Materials-processing scientists gather at ICALEO

Nov. 1, 2000
DEARBORN, MI—The home of the Big Three automakers (Detroit) was a fitting location for this year's International Congress on Applications of Lasers & Electro-Optics (ICALEO), Oct. 2 to 5, which profiled a large selection of automotive-related laser R&D efforts.

CONFERENCE REPORT

DEARBORN, MI—The home of the Big Three automakers (Detroit) was a fitting location for this year's International Congress on Applications of Lasers & Electro-Optics (ICALEO), Oct. 2 to 5, which profiled a large selection of automotive-related laser R&D efforts. It's no wonder. According to plenary speaker Lawrence Burns, vice president of R&D and planning at General Motors Corp. (Detroit), world wide, less than 20% of the general populace own an automobile. The potential remains for automakers to reap healthy profits for several years to come—as long as they can successfully tap global markets. One requirement, adds Burns, is the capability to efficiently produce higher volumes of low-cost, reliable vehicles with a maximum sticker price near the $8000 mark.

Overall, ICALEO attendance was tracking about 10% to 15% higher than last year's event, with preliminary estimates calling for 500 attendees. Not all were automotive engineers.
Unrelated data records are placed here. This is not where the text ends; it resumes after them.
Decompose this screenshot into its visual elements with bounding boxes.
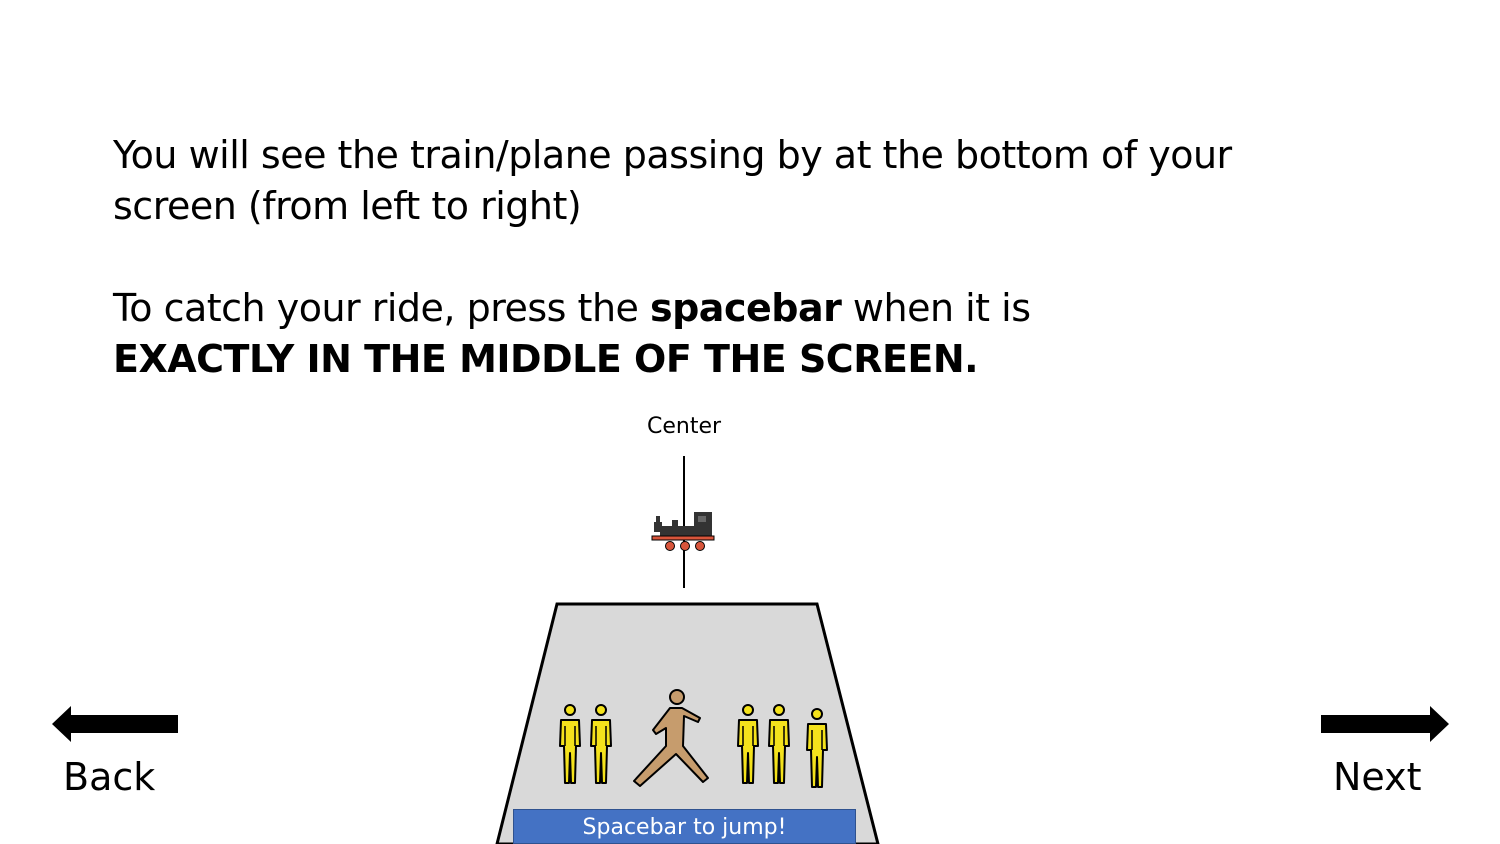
instructions-text: You will see the train/plane passing by …	[113, 130, 1363, 385]
instruction-paragraph-1: You will see the train/plane passing by …	[113, 130, 1363, 232]
instruction-line-1: You will see the train/plane passing by …	[113, 133, 1232, 228]
instruction-line-2-suffix: when it is	[841, 286, 1031, 330]
next-button[interactable]: Next	[1333, 755, 1422, 799]
back-button[interactable]: Back	[63, 755, 156, 799]
center-label: Center	[646, 414, 722, 439]
instruction-spacebar-emphasis: spacebar	[649, 286, 842, 330]
instruction-line-2-prefix: To catch your ride, press the	[113, 286, 650, 330]
spacebar-jump-banner: Spacebar to jump!	[513, 809, 856, 844]
instruction-paragraph-2: To catch your ride, press the spacebar w…	[113, 283, 1363, 385]
arrow-left-icon[interactable]	[52, 706, 178, 742]
train-icon	[651, 512, 715, 551]
platform	[495, 602, 880, 844]
arrow-right-icon[interactable]	[1321, 706, 1449, 742]
jumping-person-icon	[633, 689, 709, 787]
instruction-middle-emphasis: EXACTLY IN THE MIDDLE OF THE SCREEN.	[113, 337, 979, 381]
In addition to automotive technical sessions, conference attendees had the option to attend sessions on laser material processing and microfabrication. The common thread among all sessions, however, was the use of lasers to provide efficient solutions to common manufacturing problems.

Consider the body-in-white (the major structural framework of an automobile). Paul Denney and Jian Xie of the Edison Welding Institute (EWI; Columbus, OH) discussed a dual-laser-beam process for welding galvanized steel (material zinc coated for corrosion protection). Since the production volume of such parts is high, laser welding of coated sheets in the lap condition (one sheet overlaps the other slightly) has been a major research effort for the automotive industry for some time. The problem is that any zinc between the sheets of material can lead to pores or blowholes in the lap-weld area, conditions that could be eliminated if vapors boiled off during processing had an escape route.

The EWI scientists split the beam of a 6-kW CO2 laser into two beams of equal-power located in tandem (one in front of the other). This approach was found to alter the weld pool dynamics, which improved surface quality of galvanized steel. The process also successfully reduced porosity and blowholes during welding of aluminum.

In the microfabrication sessions, femtosecond laser ablation was a common research topic. Engineers at Clark-MXR Inc. (Dexter, MI), for example, compared the benefits of machining the refractory metal rhenium with both 180-fs and 8-ns pulses. A 0.004-in.-thick sample was machined with a micromachining workstation by a 775-nm laser and an f/50 focusing system. Laser energy was the same for both femtosecond and nanosecond pulses, and in each case, the lens was moved along the z-axis to obtain the minimum throughput time required during percussion drilling. Femtosecond pulsies produced a 400-µm trepanned hole with good cut quality in just 5 s. Nanosecond pulses could not punch through the material even after 2 min. of exposure. Only when the scientists doubled the laser pulse energy, were they able to drill the rhenium with nanosecond pulses (75 min).

Lest one assume that femtosecond pulses always outperform nanosecond pulses during microfabrication, another conference presenter cautioned that the success depends on the processing conditions and the work material. He then presented test results that demonstrated better hole quality with nanosecond pulses—and that type of dissension is what continues to make ICALEO a successful forum for laser researchers and end users alike.